We need to do so because our right to know is as crucial as
our right to life and personal liberty guaranteed in Article 21 of the Indian
Constitution. Indeed successive Supreme Court judgements have read the right to
know into Article 21. Three decades back, in Reliance Petrochemicals versus Proprietors of Indian Express
Newspapers Ltd the two-judge bench comprising Justice S. Ranganathan and
Justice Sabyasachi Mukherji described the right to know as a basic right that jells
into “the broader horizon of the right to live in this age in our land under
Article 21 of the Constitution”. Again, in 2004, Justices Ruma Pal and B.N.
Srikrishna maintained, in Essar Oil versus
Halar Utkarsh Samiti & Others in the apex court, that there is “a strong
link between Article 21 and the right to know, particularly where secret government decisions may affect
health, life and livelihood…” (italics added). It was as if they were,
presciently, speaking to the present condition.
The other side of this Right to Information, which became
law in 2005, is the right of the people, the citizenry, to be informed by the free
press. It becomes the bounden duty of the press to keep the people informed, so
that they may exercise their democratic rights and choices in their own best
interests, which by definition translates into the larger public good.
We have to be alive to the growing threat to the fourth
estate from illiberal regimes which see it as nothing but a hurdle in their
pursuit of narrow, divisive, populist agendas. We need to be alert to, even as
we are ashamed of, the fifth column in the fourth estate itself, which has
become an unabashed propaganda arm of those in power, and worse, a willing cat’s
paw to swipe at any opposition to their arbitrary rule.
We need to reinforce, today more than ever before in our
independent history, the dharma of
the free press to speak truth to power, to ‘comfort the afflicted and afflict
the comfortable’; and not kowtow to, nor be cowed down by, those in power.

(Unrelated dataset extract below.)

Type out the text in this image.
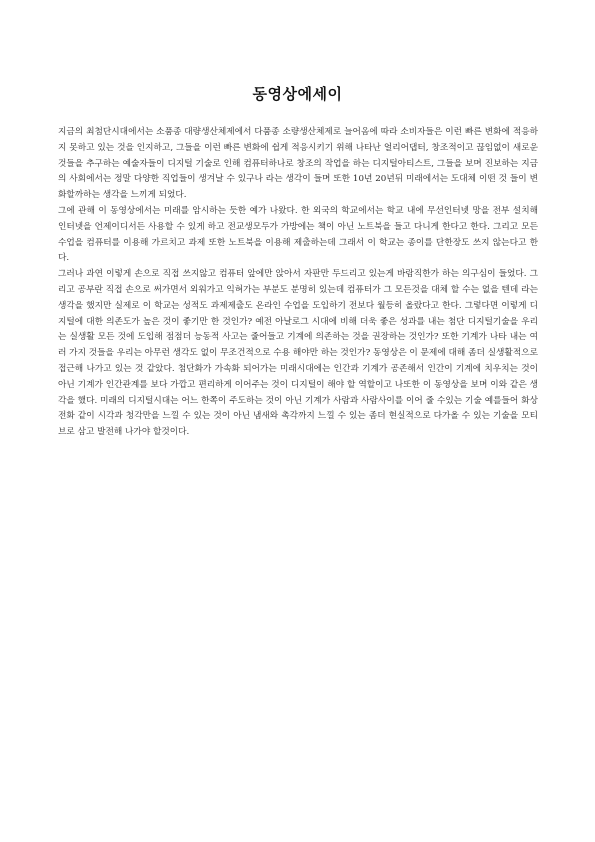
동영상에세이

지금의 최첨단시대에서는 소품종 대량생산체제에서 다품종 소량생산체제로 늘어옴에 따라 소비자들은 이런 빠른 변화에 적응하지 못하고 있는 것을 인지하고, 그들을 이런 빠른 변화에 쉽게 적응시키기 위해 나타난 얼리어댑터, 창조적이고 끊임없이 새로운 것들을 추구하는 예술자들이 디지털 기술로 인해 컴퓨터하나로 창조의 작업을 하는 디지털아티스트, 그들을 보며 진보하는 지금의 사회에서는 정말 다양한 직업들이 생겨날 수 있구나 라는 생각이 들며 또한 10년 20년뒤 미래에서는 도대체 이떤 것 들이 변화할까하는 생각을 느끼게 되었다.

그에 관해 이 동영상에서는 미래를 암시하는 듯한 예가 나왔다. 한 외국의 학교에서는 학교 내에 무선인터넷 망을 전부 설치해 인터넷을 언제이디서든 사용할 수 있게 하고 전교생모두가 가방에는 책이 아닌 노트북을 들고 다니게 한다고 한다. 그리고 모든 수업을 컴퓨터를 이용해 가르치고 과제 또한 노트북을 이용해 제출하는데 그래서 이 학교는 종이를 단한장도 쓰지 않는다고 한다.

그러나 과연 이렇게 손으로 직접 쓰지않고 컴퓨터 앞에만 앉아서 자판만 두드리고 있는게 바람직한가 하는 의구심이 들었다. 그리고 공부란 직접 손으로 써가면서 외워가고 익혀가는 부분도 분명히 있는데 컴퓨터가 그 모든것을 대체 할 수는 없을 텐데 라는 생각을 했지만 실제로 이 학교는 성적도 과제제출도 온라인 수업을 도입하기 전보다 월등히 올랐다고 한다. 그렇다면 이렇게 디지털에 대한 의존도가 높은 것이 좋기만 한 것인가? 예전 아날로그 시대에 비해 더욱 좋은 성과를 내는 첨단 디지털기술을 우리는 실생활 모든 것에 도입해 점점더 능동적 사고는 줄어들고 기계에 의존하는 것을 권장하는 것인가? 또한 기계가 나타 내는 여러 가지 것들을 우리는 아무런 생각도 없이 무조건적으로 수용 해야만 하는 것인가? 동영상은 이 문제에 대해 좀더 실생활적으로 접근해 나가고 있는 것 같았다. 첨단화가 가속화 되어가는 미래시대에는 인간과 기계가 공존해서 인간이 기계에 치우치는 것이 아닌 기계가 인간관계를 보다 가깝고 편리하게 이어주는 것이 디지털이 해야 할 역할이고 나또한 이 동영상을 보며 이와 같은 생각을 했다. 미래의 디지털시대는 어느 한쪽이 주도하는 것이 아닌 기계가 사람과 사람사이를 이어 줄 수있는 기술 예를들어 화상전화 같이 시각과 청각만을 느낄 수 있는 것이 아닌 냄새와 촉각까지 느낄 수 있는 좀더 현실적으로 다가올 수 있는 기술을 모티브로 삼고 발전해 나가야 할것이다.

We have to be wary of the insinuation that the role of the
press in times of a global health emergency like this is to blindly support the
work, and bolster the image, of the governments of the day rather than critically,
rationally, fairmindedly, scrutinize the policies and measures being taken to
tackle the crisis. We have to call out glib opportunistic attempts at reducing the
role of the press in this crisis to handout journalism. It is precisely in tough situations like
these that tough, competent and resilient investigative journalism needs to get
going.
We must be wary, and steer clear, of the misinformation and
disinformation rampant in the social media which muddy the waters and make it a
whirlpool of prejudice, hate and distrust, and of journalism being caught in
and dragged down into it. We must, at the same time, be able to call the bluff
of ‘fake news’ being used as an alibi and an epithet of scorn against the
independent-minded media by precisely those who peddle lies and hate.
Journalism in many parts of the world today including ours
is, to adapt Rousseau’s enduring metaphor, notionally free but actually in
chains. It is not the fault of Indian journalism that it features abysmally
low, 140th in a list of 180 countries, in the World Press Freedom
Index. It is the fault of those at the helm of affairs who have made and kept
the conditions so inimical and precarious for the free press to exercise its
freedom, boldly and fearlessly, in the larger public interest.
We are faced with the worst virus in living memory, but know in our hearts that this too shall pass. With the same measure of confidence and determination, let us this day declare, about the challenges facing our press freedoms, that we shall overcome.
(Sashi Kumar is the Chairman of the Media Development Foundation and the Asian College of Journalism, Chennai.)